A moção foi aprovada por unanimidade, o que coloca pressão sobre Obama para tornar essa a posição oficial dos Estados Unidos.

O Presidente dos EUA e o seu gabinete têm evitado usar o termo “genocídio”, pelo facto de isso acarretar consequências. Segundo a convenção das Nações Unidas, de 1948, a existência de um genocídio obriga os signatários a punir os culpados.

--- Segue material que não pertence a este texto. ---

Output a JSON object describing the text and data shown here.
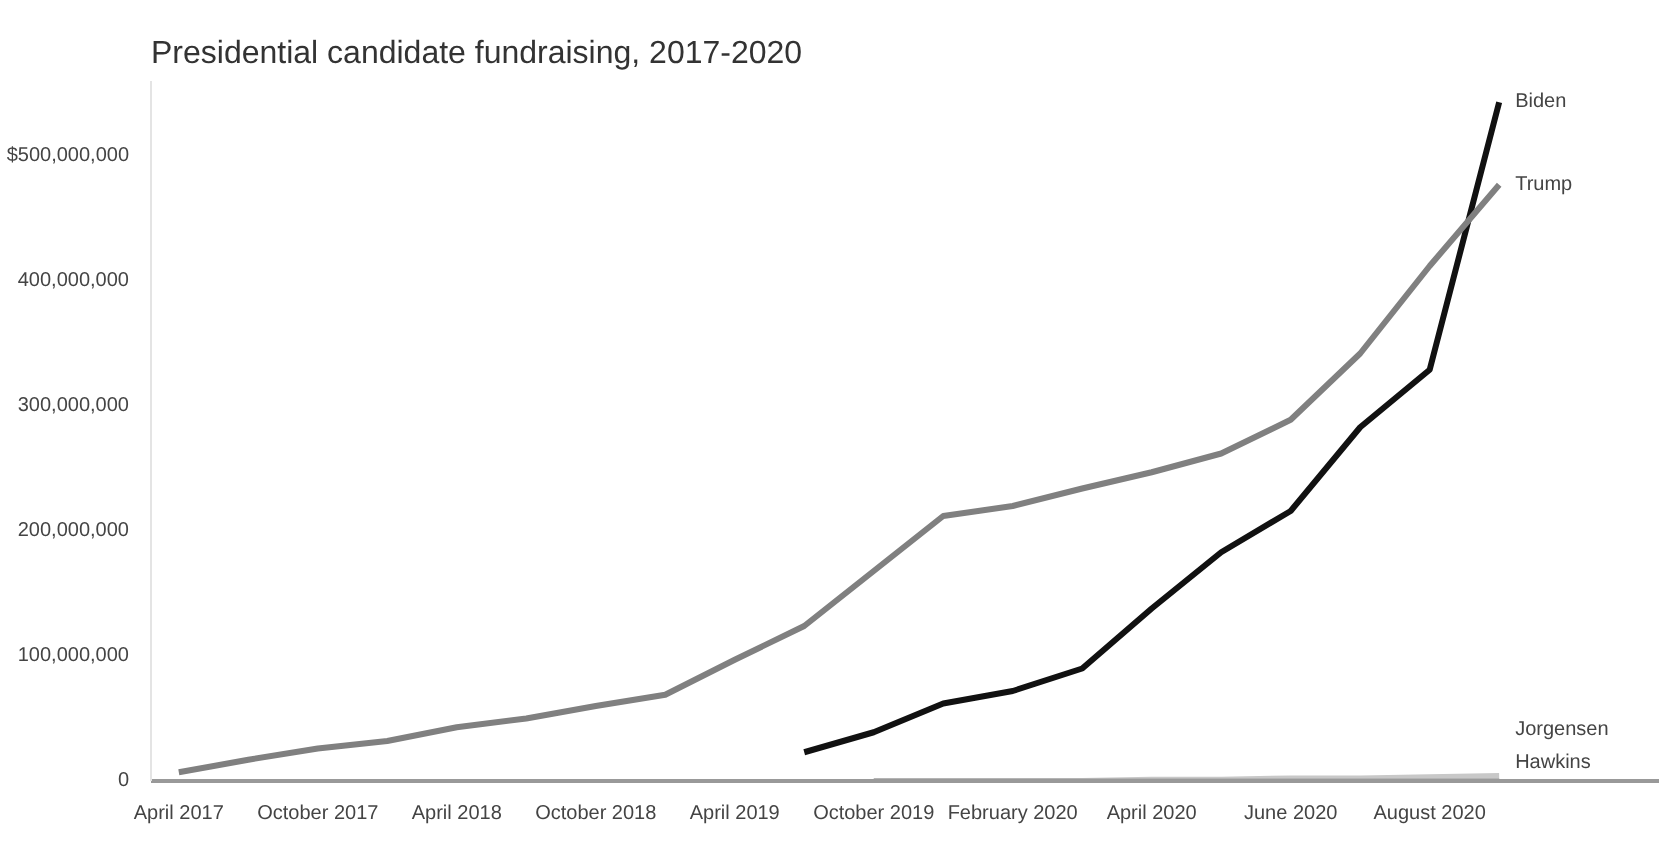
{
  "chart_data": {
    "type": "line",
    "title": "Presidential candidate fundraising, 2017-2020",
    "categories": [
      "April 2017",
      null,
      "October 2017",
      null,
      "April 2018",
      null,
      "October 2018",
      null,
      "April 2019",
      null,
      "October 2019",
      null,
      "February 2020",
      null,
      "April 2020",
      null,
      "June 2020",
      null,
      "August 2020",
      null
    ],
    "series": [
      {
        "name": "Biden",
        "color": "#111111",
        "values": [
          null,
          null,
          null,
          null,
          null,
          null,
          null,
          null,
          null,
          23000000,
          39000000,
          62000000,
          72000000,
          90000000,
          138000000,
          183000000,
          216000000,
          283000000,
          329000000,
          543000000
        ]
      },
      {
        "name": "Trump",
        "color": "#808080",
        "values": [
          7000000,
          17000000,
          26000000,
          32000000,
          43000000,
          50000000,
          60000000,
          69000000,
          97000000,
          124000000,
          168000000,
          212000000,
          220000000,
          234000000,
          247000000,
          262000000,
          289000000,
          342000000,
          412000000,
          477000000
        ]
      },
      {
        "name": "Jorgensen",
        "color": "#c8c8c8",
        "values": [
          null,
          null,
          null,
          null,
          null,
          null,
          null,
          null,
          null,
          null,
          null,
          null,
          0,
          0,
          1000000,
          1000000,
          2000000,
          2000000,
          3000000,
          4000000
        ]
      },
      {
        "name": "Hawkins",
        "color": "#b4b4b4",
        "values": [
          null,
          null,
          null,
          null,
          null,
          null,
          null,
          null,
          null,
          null,
          0,
          0,
          0,
          0,
          0,
          0,
          0,
          0,
          0,
          0
        ]
      }
    ],
    "ylim": [
      0,
      560000000
    ],
    "yticks": [
      0,
      {
        "value": 100000000,
        "label": "100,000,000"
      },
      {
        "value": 200000000,
        "label": "200,000,000"
      },
      {
        "value": 300000000,
        "label": "300,000,000"
      },
      {
        "value": 400000000,
        "label": "400,000,000"
      },
      {
        "value": 500000000,
        "label": "$500,000,000"
      }
    ]
  }
}
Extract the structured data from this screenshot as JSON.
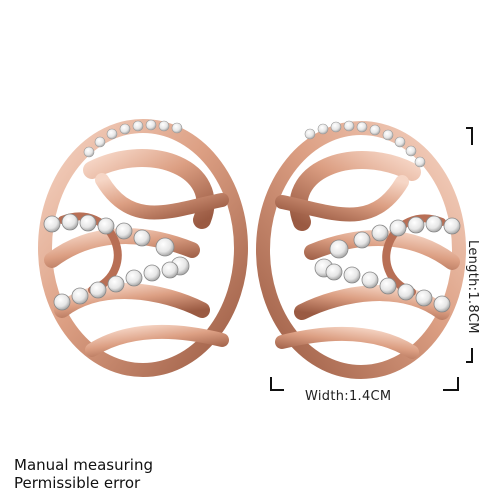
{
  "dimensions": {
    "length_label": "Length:1.8CM",
    "width_label": "Width:1.4CM"
  },
  "notes": {
    "line1": "Manual measuring",
    "line2": "Permissible error"
  },
  "colors": {
    "metal_light": "#f4cdbb",
    "metal_mid": "#d99a7f",
    "metal_dark": "#8a4a33",
    "crystal": "#f5f5f5",
    "crystal_edge": "#9a9a9a"
  }
}
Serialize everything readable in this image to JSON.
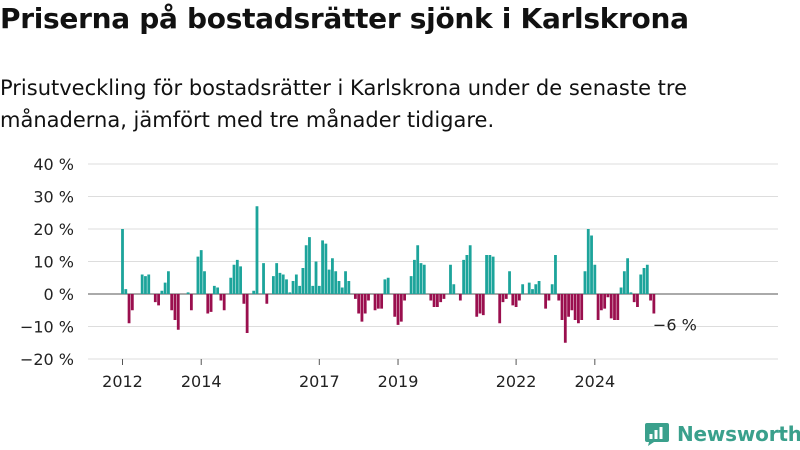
{
  "title": "Priserna på bostadsrätter sjönk i Karlskrona",
  "subtitle": "Prisutveckling för bostadsrätter i Karlskrona under de senaste tre månaderna, jämfört med tre månader tidigare.",
  "brand": {
    "name": "Newsworthy",
    "icon": "bar-chart-logo-icon"
  },
  "colors": {
    "positive": "#1ca49b",
    "negative": "#9a0f4e",
    "grid": "#dddddd",
    "axis": "#555555"
  },
  "chart_data": {
    "type": "bar",
    "title": "",
    "xlabel": "",
    "ylabel": "",
    "ylim": [
      -20,
      40
    ],
    "y_ticks": [
      40,
      30,
      20,
      10,
      0,
      -10,
      -20
    ],
    "y_tick_labels": [
      "40 %",
      "30 %",
      "20 %",
      "10 %",
      "0 %",
      "−10 %",
      "−20 %"
    ],
    "x_tick_labels": [
      {
        "label": "2012",
        "index": 0
      },
      {
        "label": "2014",
        "index": 24
      },
      {
        "label": "2017",
        "index": 60
      },
      {
        "label": "2019",
        "index": 84
      },
      {
        "label": "2022",
        "index": 120
      },
      {
        "label": "2024",
        "index": 144
      }
    ],
    "end_label": "−6 %",
    "grid": true,
    "unit": "%",
    "start": "2012-01",
    "frequency": "monthly",
    "values": [
      20,
      1.5,
      -9,
      -5,
      0,
      0,
      6,
      5.5,
      6,
      0,
      -2.5,
      -3.5,
      1,
      3.5,
      7,
      -5,
      -8,
      -11,
      0,
      0,
      0.5,
      -5,
      0,
      11.5,
      13.5,
      7,
      -6,
      -5.5,
      2.5,
      2,
      -2,
      -5,
      0,
      5,
      9,
      10.5,
      8.5,
      -3,
      -12,
      0,
      1,
      27,
      0,
      9.5,
      -3,
      0,
      5.5,
      9.5,
      6.5,
      6,
      4.5,
      0.5,
      4,
      6,
      2.5,
      8,
      15,
      17.5,
      2.5,
      10,
      2.5,
      16.5,
      15.5,
      7.5,
      11,
      7,
      4,
      2,
      7,
      4,
      0,
      -1.5,
      -6,
      -8.5,
      -6,
      -2,
      0,
      -5,
      -4.5,
      -4.5,
      4.5,
      5,
      0,
      -7,
      -9.5,
      -8.5,
      -2,
      0,
      5.5,
      10.5,
      15,
      9.5,
      9,
      0,
      -2,
      -4,
      -4,
      -2.5,
      -1.5,
      0,
      9,
      3,
      0,
      -2,
      10.5,
      12,
      15,
      0,
      -7,
      -6,
      -6.5,
      12,
      12,
      11.5,
      0,
      -9,
      -2.5,
      -1.5,
      7,
      -3.5,
      -4,
      -2,
      3,
      0,
      3.5,
      1.5,
      3,
      4,
      0,
      -4.5,
      -2,
      3,
      12,
      -2,
      -8,
      -15,
      -7,
      -5,
      -8,
      -9,
      -8,
      7,
      20,
      18,
      9,
      -8,
      -5,
      -4.5,
      -1,
      -7.5,
      -8,
      -8,
      2,
      7,
      11,
      0.5,
      -2.5,
      -4,
      6,
      8,
      9,
      -2,
      -6
    ]
  }
}
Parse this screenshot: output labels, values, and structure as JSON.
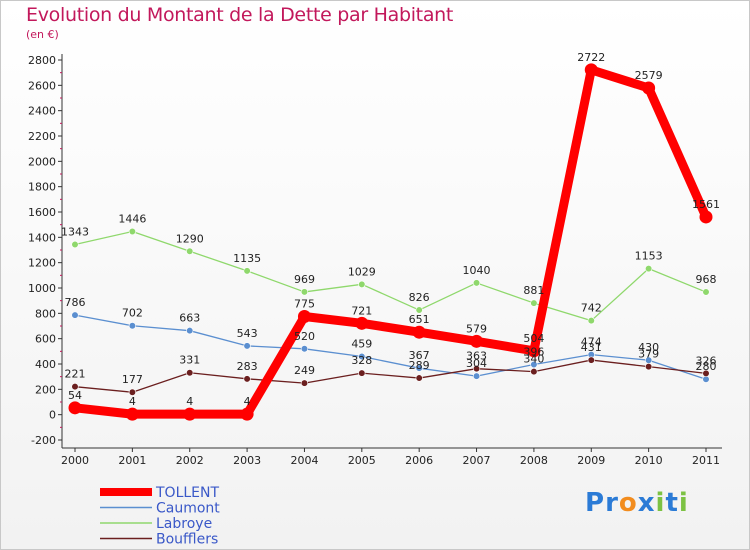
{
  "chart_data": {
    "type": "line",
    "title": "Evolution du Montant de la Dette par Habitant",
    "subtitle": "(en €)",
    "categories": [
      "2000",
      "2001",
      "2002",
      "2003",
      "2004",
      "2005",
      "2006",
      "2007",
      "2008",
      "2009",
      "2010",
      "2011"
    ],
    "ylim": [
      -200,
      2800
    ],
    "yticks": [
      -200,
      0,
      200,
      400,
      600,
      800,
      1000,
      1200,
      1400,
      1600,
      1800,
      2000,
      2200,
      2400,
      2600,
      2800
    ],
    "grid": false,
    "legend_position": "bottom-left",
    "series": [
      {
        "name": "TOLLENT",
        "color": "#ff0000",
        "values": [
          54,
          4,
          4,
          4,
          775,
          721,
          651,
          579,
          504,
          2722,
          2579,
          1561
        ]
      },
      {
        "name": "Caumont",
        "color": "#5b8fd0",
        "values": [
          786,
          702,
          663,
          543,
          520,
          459,
          367,
          304,
          396,
          474,
          430,
          280
        ]
      },
      {
        "name": "Labroye",
        "color": "#8fd86c",
        "values": [
          1343,
          1446,
          1290,
          1135,
          969,
          1029,
          826,
          1040,
          881,
          742,
          1153,
          968
        ]
      },
      {
        "name": "Boufflers",
        "color": "#6b1f1f",
        "values": [
          221,
          177,
          331,
          283,
          249,
          328,
          289,
          363,
          340,
          431,
          379,
          326
        ]
      }
    ],
    "point_labels": [
      [
        "54",
        "4",
        "4",
        "4",
        "775",
        "721",
        "651",
        "579",
        "504",
        "2722",
        "2579",
        "1561"
      ],
      [
        "786",
        "702",
        "663",
        "543",
        "520",
        "459",
        "367",
        "304",
        "396",
        "474",
        "430",
        "280"
      ],
      [
        "1343",
        "1446",
        "1290",
        "1135",
        "969",
        "1029",
        "826",
        "1040",
        "881",
        "742",
        "1153",
        "968"
      ],
      [
        "221",
        "177",
        "331",
        "283",
        "249",
        "328",
        "289",
        "363",
        "340",
        "431",
        "379",
        "326"
      ]
    ]
  },
  "logo": {
    "text": "Proxiti",
    "letters": [
      "P",
      "r",
      "o",
      "x",
      "i",
      "t",
      "i"
    ],
    "colors": [
      "#2b7bd6",
      "#2b7bd6",
      "#f28c1e",
      "#2b7bd6",
      "#7cc243",
      "#2b7bd6",
      "#7cc243"
    ]
  }
}
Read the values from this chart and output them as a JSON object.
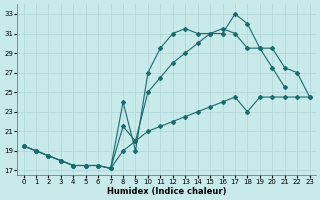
{
  "xlabel": "Humidex (Indice chaleur)",
  "bg_color": "#c8eaea",
  "grid_color": "#b0d4d4",
  "line_color": "#1a6b6b",
  "xlim": [
    -0.5,
    23.5
  ],
  "ylim": [
    16.5,
    34.0
  ],
  "xticks": [
    0,
    1,
    2,
    3,
    4,
    5,
    6,
    7,
    8,
    9,
    10,
    11,
    12,
    13,
    14,
    15,
    16,
    17,
    18,
    19,
    20,
    21,
    22,
    23
  ],
  "yticks": [
    17,
    19,
    21,
    23,
    25,
    27,
    29,
    31,
    33
  ],
  "line1_x": [
    0,
    1,
    2,
    3,
    4,
    5,
    6,
    7,
    8,
    9,
    10,
    11,
    12,
    13,
    14,
    15,
    16,
    17,
    18,
    19,
    20,
    21,
    22,
    23
  ],
  "line1_y": [
    19.5,
    19.0,
    18.5,
    18.0,
    17.5,
    17.5,
    17.5,
    17.2,
    19.0,
    20.0,
    21.0,
    21.5,
    22.0,
    22.5,
    23.0,
    23.5,
    24.0,
    24.5,
    23.0,
    24.5,
    24.5,
    24.5,
    24.5,
    24.5
  ],
  "line2_x": [
    0,
    1,
    2,
    3,
    4,
    5,
    6,
    7,
    8,
    9,
    10,
    11,
    12,
    13,
    14,
    15,
    16,
    17,
    18,
    19,
    20,
    21
  ],
  "line2_y": [
    19.5,
    19.0,
    18.5,
    18.0,
    17.5,
    17.5,
    17.5,
    17.2,
    24.0,
    19.0,
    27.0,
    29.5,
    31.0,
    31.5,
    31.0,
    31.0,
    31.0,
    33.0,
    32.0,
    29.5,
    27.5,
    25.5
  ],
  "line3_x": [
    0,
    1,
    2,
    3,
    4,
    5,
    6,
    7,
    8,
    9,
    10,
    11,
    12,
    13,
    14,
    15,
    16,
    17,
    18,
    19,
    20,
    21,
    22,
    23
  ],
  "line3_y": [
    19.5,
    19.0,
    18.5,
    18.0,
    17.5,
    17.5,
    17.5,
    17.2,
    21.5,
    20.0,
    25.0,
    26.5,
    28.0,
    29.0,
    30.0,
    31.0,
    31.5,
    31.0,
    29.5,
    29.5,
    29.5,
    27.5,
    27.0,
    24.5
  ]
}
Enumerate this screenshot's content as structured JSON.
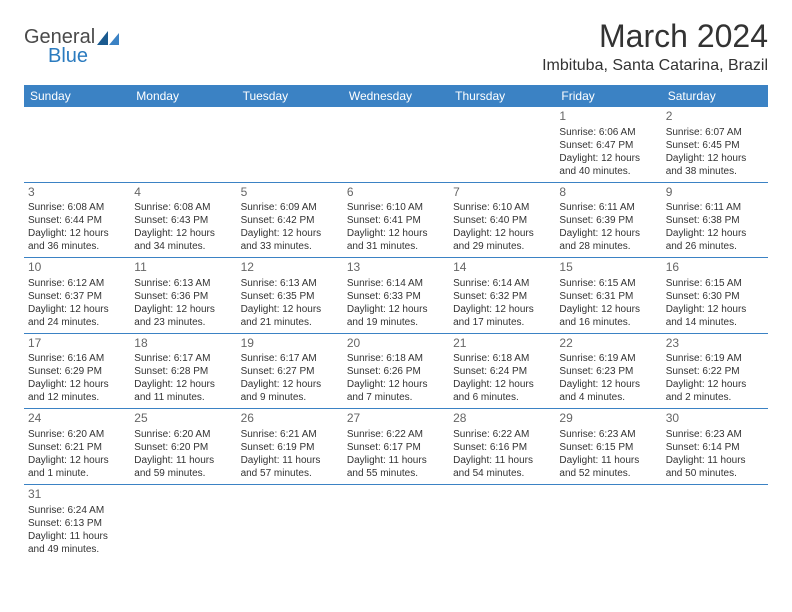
{
  "logo": {
    "general": "General",
    "blue": "Blue"
  },
  "title": "March 2024",
  "location": "Imbituba, Santa Catarina, Brazil",
  "colors": {
    "header_bg": "#3b82c4",
    "header_text": "#ffffff",
    "border": "#3b82c4",
    "text": "#333333",
    "daynum": "#666666",
    "logo_blue": "#2b7bbf",
    "logo_gray": "#4a4a4a"
  },
  "dayNames": [
    "Sunday",
    "Monday",
    "Tuesday",
    "Wednesday",
    "Thursday",
    "Friday",
    "Saturday"
  ],
  "weeks": [
    [
      null,
      null,
      null,
      null,
      null,
      {
        "n": "1",
        "sr": "Sunrise: 6:06 AM",
        "ss": "Sunset: 6:47 PM",
        "d1": "Daylight: 12 hours",
        "d2": "and 40 minutes."
      },
      {
        "n": "2",
        "sr": "Sunrise: 6:07 AM",
        "ss": "Sunset: 6:45 PM",
        "d1": "Daylight: 12 hours",
        "d2": "and 38 minutes."
      }
    ],
    [
      {
        "n": "3",
        "sr": "Sunrise: 6:08 AM",
        "ss": "Sunset: 6:44 PM",
        "d1": "Daylight: 12 hours",
        "d2": "and 36 minutes."
      },
      {
        "n": "4",
        "sr": "Sunrise: 6:08 AM",
        "ss": "Sunset: 6:43 PM",
        "d1": "Daylight: 12 hours",
        "d2": "and 34 minutes."
      },
      {
        "n": "5",
        "sr": "Sunrise: 6:09 AM",
        "ss": "Sunset: 6:42 PM",
        "d1": "Daylight: 12 hours",
        "d2": "and 33 minutes."
      },
      {
        "n": "6",
        "sr": "Sunrise: 6:10 AM",
        "ss": "Sunset: 6:41 PM",
        "d1": "Daylight: 12 hours",
        "d2": "and 31 minutes."
      },
      {
        "n": "7",
        "sr": "Sunrise: 6:10 AM",
        "ss": "Sunset: 6:40 PM",
        "d1": "Daylight: 12 hours",
        "d2": "and 29 minutes."
      },
      {
        "n": "8",
        "sr": "Sunrise: 6:11 AM",
        "ss": "Sunset: 6:39 PM",
        "d1": "Daylight: 12 hours",
        "d2": "and 28 minutes."
      },
      {
        "n": "9",
        "sr": "Sunrise: 6:11 AM",
        "ss": "Sunset: 6:38 PM",
        "d1": "Daylight: 12 hours",
        "d2": "and 26 minutes."
      }
    ],
    [
      {
        "n": "10",
        "sr": "Sunrise: 6:12 AM",
        "ss": "Sunset: 6:37 PM",
        "d1": "Daylight: 12 hours",
        "d2": "and 24 minutes."
      },
      {
        "n": "11",
        "sr": "Sunrise: 6:13 AM",
        "ss": "Sunset: 6:36 PM",
        "d1": "Daylight: 12 hours",
        "d2": "and 23 minutes."
      },
      {
        "n": "12",
        "sr": "Sunrise: 6:13 AM",
        "ss": "Sunset: 6:35 PM",
        "d1": "Daylight: 12 hours",
        "d2": "and 21 minutes."
      },
      {
        "n": "13",
        "sr": "Sunrise: 6:14 AM",
        "ss": "Sunset: 6:33 PM",
        "d1": "Daylight: 12 hours",
        "d2": "and 19 minutes."
      },
      {
        "n": "14",
        "sr": "Sunrise: 6:14 AM",
        "ss": "Sunset: 6:32 PM",
        "d1": "Daylight: 12 hours",
        "d2": "and 17 minutes."
      },
      {
        "n": "15",
        "sr": "Sunrise: 6:15 AM",
        "ss": "Sunset: 6:31 PM",
        "d1": "Daylight: 12 hours",
        "d2": "and 16 minutes."
      },
      {
        "n": "16",
        "sr": "Sunrise: 6:15 AM",
        "ss": "Sunset: 6:30 PM",
        "d1": "Daylight: 12 hours",
        "d2": "and 14 minutes."
      }
    ],
    [
      {
        "n": "17",
        "sr": "Sunrise: 6:16 AM",
        "ss": "Sunset: 6:29 PM",
        "d1": "Daylight: 12 hours",
        "d2": "and 12 minutes."
      },
      {
        "n": "18",
        "sr": "Sunrise: 6:17 AM",
        "ss": "Sunset: 6:28 PM",
        "d1": "Daylight: 12 hours",
        "d2": "and 11 minutes."
      },
      {
        "n": "19",
        "sr": "Sunrise: 6:17 AM",
        "ss": "Sunset: 6:27 PM",
        "d1": "Daylight: 12 hours",
        "d2": "and 9 minutes."
      },
      {
        "n": "20",
        "sr": "Sunrise: 6:18 AM",
        "ss": "Sunset: 6:26 PM",
        "d1": "Daylight: 12 hours",
        "d2": "and 7 minutes."
      },
      {
        "n": "21",
        "sr": "Sunrise: 6:18 AM",
        "ss": "Sunset: 6:24 PM",
        "d1": "Daylight: 12 hours",
        "d2": "and 6 minutes."
      },
      {
        "n": "22",
        "sr": "Sunrise: 6:19 AM",
        "ss": "Sunset: 6:23 PM",
        "d1": "Daylight: 12 hours",
        "d2": "and 4 minutes."
      },
      {
        "n": "23",
        "sr": "Sunrise: 6:19 AM",
        "ss": "Sunset: 6:22 PM",
        "d1": "Daylight: 12 hours",
        "d2": "and 2 minutes."
      }
    ],
    [
      {
        "n": "24",
        "sr": "Sunrise: 6:20 AM",
        "ss": "Sunset: 6:21 PM",
        "d1": "Daylight: 12 hours",
        "d2": "and 1 minute."
      },
      {
        "n": "25",
        "sr": "Sunrise: 6:20 AM",
        "ss": "Sunset: 6:20 PM",
        "d1": "Daylight: 11 hours",
        "d2": "and 59 minutes."
      },
      {
        "n": "26",
        "sr": "Sunrise: 6:21 AM",
        "ss": "Sunset: 6:19 PM",
        "d1": "Daylight: 11 hours",
        "d2": "and 57 minutes."
      },
      {
        "n": "27",
        "sr": "Sunrise: 6:22 AM",
        "ss": "Sunset: 6:17 PM",
        "d1": "Daylight: 11 hours",
        "d2": "and 55 minutes."
      },
      {
        "n": "28",
        "sr": "Sunrise: 6:22 AM",
        "ss": "Sunset: 6:16 PM",
        "d1": "Daylight: 11 hours",
        "d2": "and 54 minutes."
      },
      {
        "n": "29",
        "sr": "Sunrise: 6:23 AM",
        "ss": "Sunset: 6:15 PM",
        "d1": "Daylight: 11 hours",
        "d2": "and 52 minutes."
      },
      {
        "n": "30",
        "sr": "Sunrise: 6:23 AM",
        "ss": "Sunset: 6:14 PM",
        "d1": "Daylight: 11 hours",
        "d2": "and 50 minutes."
      }
    ],
    [
      {
        "n": "31",
        "sr": "Sunrise: 6:24 AM",
        "ss": "Sunset: 6:13 PM",
        "d1": "Daylight: 11 hours",
        "d2": "and 49 minutes."
      },
      null,
      null,
      null,
      null,
      null,
      null
    ]
  ]
}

A convenção não fala directamente da necessidade de uma intervenção, mas, historicamente, é assim que o texto tem sido interpretado e, por isso, Obama teme que o reconhecimento oficial das perseguições contra minorias como os cristãos e os yezidis o obrigue a colocar forças no terreno para combater o Estado Islâmico. Até agora, os EUA, bem como outros países ocidentais, apenas se têm comprometido com apoio militar aos soldados iraquianos e curdos que combatem os jihadistas.

Na passada década de 90 os EUA já tinham passado por uma situação parecida, com a então secretária de Estado Madaleine Albright a evitar designar os massacres no Ruanda como genocídio para não obrigar os militares americanos a intervir, pouco tempo depois de uma intervenção falhada na Somália.

Depois de a câmara dos representantes, o Senado votará uma moção parecida e, caso seja aprovada, Obama ficará sob ainda mais pressão para tomar uma decisão até quinta-feira.

O Parlamento Europeu já tinha adoptado uma moção a considerar a perseguição às minorias religiosas um genocídio em Fevereiro deste ano.